Deux ans après "Thérèse, vivre d'amour", Natasha St-Pier est de retour. Puretrend a rencontré la future maman de 34 ans à Paris quelques jours avant la sortie de son album "Mon Acadie" (Sony Music) sur lequel elle nous emmène en voyage dans sa région natale au travers de chansons traditionnelles, nous berçant en français, en iroquois et même en dialecte amérindien. 

Natasha, votre album "Mon Acadie" vient de sortir dans les bacs, comment vous sentiez-vous avant le jour J ?

Il y a une partie de moi qui est stressée parce qu'on a toujours envie de voir ce qu'il va se passer. Mais l'autre partie est très sereine parce que le travail est fait donc je ne peux rien faire de plus (rires). Il faut arriver à avoir du détachement parce qu'au final on ne peut plus rien changer.

Dans la pochette de votre album, vous écrivez que vous avez voulu retrouver vos racines. Qu'est-ce qui a déclenché cette volonté de revenir aux sources ?

Ça fait assez longtemps que j'ai envie de faire, mais c'était compliqué de vendre à des producteurs français l'idée de faire un album sur ma région qui est toute petite et qui est surtout une région très peu connue en France. J'ai eu la chance que Nolwenn (Leroy) ait eu un grand succès avec "Bretonne". Ça a très vite ouvert les esprits de plusieurs producteurs qui se sont dit que l'on pouvait parler d'une région et ça peut aussi toucher eux qui n'y habitent pas. Je l'ai aussi fait parce que la musique que j'écoute et celle que je chante ont toujours été différentes et depuis longtemps j'ai envie d'arrêter d'avoir cette dualité et être en symbiose, n'avoir qu'une seule personnalité musicale.

Pouvez-vous nous en dire plus sur la naissance de cet opus, notamment pourquoi ce choix de chansons traditionnelles ?

Parmi ces titres, il y en a aussi des plus contemporaines qui ont moins de 15 ans.
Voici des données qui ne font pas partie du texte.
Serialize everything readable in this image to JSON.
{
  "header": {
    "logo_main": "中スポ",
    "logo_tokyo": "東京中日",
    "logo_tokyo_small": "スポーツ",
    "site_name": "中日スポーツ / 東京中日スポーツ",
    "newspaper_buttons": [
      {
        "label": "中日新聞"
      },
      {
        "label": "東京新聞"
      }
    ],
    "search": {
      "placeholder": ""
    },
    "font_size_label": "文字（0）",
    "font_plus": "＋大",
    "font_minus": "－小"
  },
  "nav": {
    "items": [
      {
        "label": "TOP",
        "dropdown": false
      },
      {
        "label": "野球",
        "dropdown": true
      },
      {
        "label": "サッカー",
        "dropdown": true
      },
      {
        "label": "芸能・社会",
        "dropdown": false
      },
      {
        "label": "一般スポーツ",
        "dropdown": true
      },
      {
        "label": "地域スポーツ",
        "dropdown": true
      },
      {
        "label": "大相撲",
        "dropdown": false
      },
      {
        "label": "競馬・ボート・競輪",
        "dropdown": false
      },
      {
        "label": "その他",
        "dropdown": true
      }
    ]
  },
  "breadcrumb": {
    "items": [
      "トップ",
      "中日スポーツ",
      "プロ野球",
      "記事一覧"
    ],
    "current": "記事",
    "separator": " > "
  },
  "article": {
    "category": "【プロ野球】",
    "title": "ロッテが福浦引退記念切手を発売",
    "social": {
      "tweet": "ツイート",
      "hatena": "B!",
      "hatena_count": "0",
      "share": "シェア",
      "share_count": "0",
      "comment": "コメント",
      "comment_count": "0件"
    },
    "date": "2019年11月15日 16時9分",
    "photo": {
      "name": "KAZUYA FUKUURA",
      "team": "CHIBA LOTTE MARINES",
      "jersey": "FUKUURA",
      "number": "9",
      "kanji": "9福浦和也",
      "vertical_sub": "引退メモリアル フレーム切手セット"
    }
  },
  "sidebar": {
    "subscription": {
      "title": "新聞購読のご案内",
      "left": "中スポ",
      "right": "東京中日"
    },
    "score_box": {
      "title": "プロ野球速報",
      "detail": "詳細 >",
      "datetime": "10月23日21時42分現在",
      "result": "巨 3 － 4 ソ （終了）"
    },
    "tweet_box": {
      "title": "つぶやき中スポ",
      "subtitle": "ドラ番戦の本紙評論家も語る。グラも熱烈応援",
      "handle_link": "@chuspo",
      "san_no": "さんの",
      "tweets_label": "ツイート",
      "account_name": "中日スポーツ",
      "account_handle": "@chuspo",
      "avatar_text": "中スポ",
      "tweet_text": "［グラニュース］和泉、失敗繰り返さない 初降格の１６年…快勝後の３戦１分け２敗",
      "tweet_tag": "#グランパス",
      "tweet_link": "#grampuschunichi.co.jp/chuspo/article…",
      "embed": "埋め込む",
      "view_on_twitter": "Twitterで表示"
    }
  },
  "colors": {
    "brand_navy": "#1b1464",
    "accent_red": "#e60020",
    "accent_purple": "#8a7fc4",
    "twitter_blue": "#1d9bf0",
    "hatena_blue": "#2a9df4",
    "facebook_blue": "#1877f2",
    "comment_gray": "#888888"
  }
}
J'ai choisi une trentaine de chansons que j'écoute depuis mon adolescence. Parmi les morceaux folkloriques on a gardé "La Bastringue" parce que c'est la première musique des Acadiens. Il y a aussi des chants amérindiens. C'est un hommage parce qu'ils ont beaucoup aidé les Acadiens dans des moments difficiles de l'Histoire. Après, ça a été très dur de faire le choix final, de bien doser entre les ballades et les titres rythmés, j'ai donc laissé ma maison de disques choisir les 11 chansons de la version finale de l'album.

Justement sur les 11 titres, six sont des duos et vous avez également partagé le micro avec beaucoup d'artistes au cours de votre carrière. Est-ce qu'il y en a un qui manque à votre "tableau de chasse" ?

Je n'ai pas encore chanté avec Francis Cabrel. On a fait un duo pendant les Restos du Coeur mais jamais sur album. C'est un artiste que j'aime énormément, que j'admire depuis que je suis petite donc ça fait partie de mes rêves. Je suis une vraie fan du travail en équipe.

Vous vous sentez plus à l'aise lorsque vous travaillez avec d'autres artistes ?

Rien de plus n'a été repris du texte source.